1.4 Zodiac Advertisers vs. CCE Cochin 2006 (3) STR 538
(Tri-Bang)
The appellant was engaged in screen printing of
advertisement materials such as stickers, labels and card as per the
directions of Advertisers. The department taxed them under Advertising Agency.
The Tribunal observed that ‘Advertisement’ is promotion of goods, services,
companies and ideas and is highly creative activity. It involves
conceptualization, visualization and designing. The Advertising agency is
concerned with making, preparing and display or exhibition of advertisement
and performance of all the activities is mandatory to be called as Advertising
Agency. Therefore it is held that appellant is not an advertising agency and
hence not liable to service tax.
2.1 Bharosa Colour Lab vs. CCE, Jaipur II 2006 (3) STR
366 (Tri-Del)
In this case appellant paid service tax with interest
before the issuance of show cause notice. They have also paid penalty under
sections 76 & 77 as confirmed by adjudicating authority. The Commissioner
through Order-in-Revision enhanced the penalties. The Tribunal relying on the
Extraordinary Tax Payer Friendly Scheme waiving penalty on persons seeking
registrations up to 30-10-2004 and on the ratio of decision in Bharat Security
Services (2005) (188) ELT 454 (Tri-Del) set aside the enhancement of penalty.
2.2 Jindal Steel & Power Ltd. vs. CCE- Raipur 2006 (3)
STR 481 (Tri-Del)
The appellant in this case paid service tax in the month of
December, 2002 on services received under Consulting Engineer Services from a
foreign company in October 2002 and asked for refund of the same by claiming
exemption under notification No. 18/2002 dated 16-12-2002 to the extent of
amount paid as R&D Cess. The Tribunal observed that the service tax was paid
as per the mutual arrangement between both the parties and the benefit of
exemption dated 16-12-2002 is not admissible to the appellant as service tax
was become payable in October, 2002 and therefore rejected the appeal.
2.3 A.C. Nielsen Org Marg (P) Ltd. vs. CCE Delhi 2006
(3) STR 503 (Tri-Del)
In this case, the Tribunal held that assessment stipulated
in Rule 7(4) of Service Tax Rules, 1994 is on half yearly basis and not on
monthly basis. Assessment Memorandum appended to ST-3 to indicate short/excess
tax paid for half year period. It is further held that excess payment of tax
for month/quarter can be adjusted against other months/quarter within the same
half year period. For excess amount paid as per assessment memorandum refund
application to be made and short payment of tax should be made good.

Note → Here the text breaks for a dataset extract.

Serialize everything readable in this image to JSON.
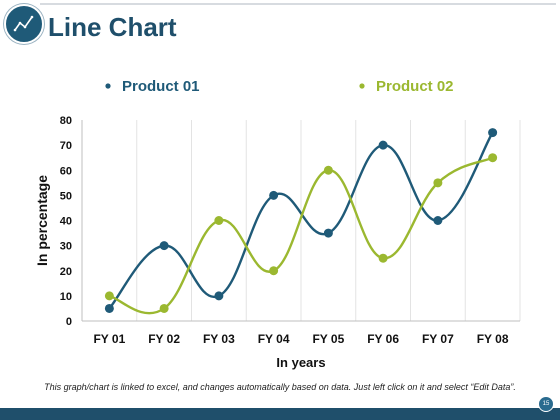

It is also held that adjustment of excess service tax paid
towards discharge of liability of another half year is admissible only if the
value of taxable service along with service tax thereon is refunded as
provided in Rule 6(3).
2.4 CCE, Raipur vs. Goel Polymers 2006 (3) STR 527
(Tri-Del)
The department filed appeal belatedly by 67 days. The
Department gave reasons for delay that the issue was technically complicated
and case laws cited in authorization letter were not got confirmed from
respective Commissionerate. The Tribunal did not accept the reasons given for
delay in filing appeal as they were too vague and general.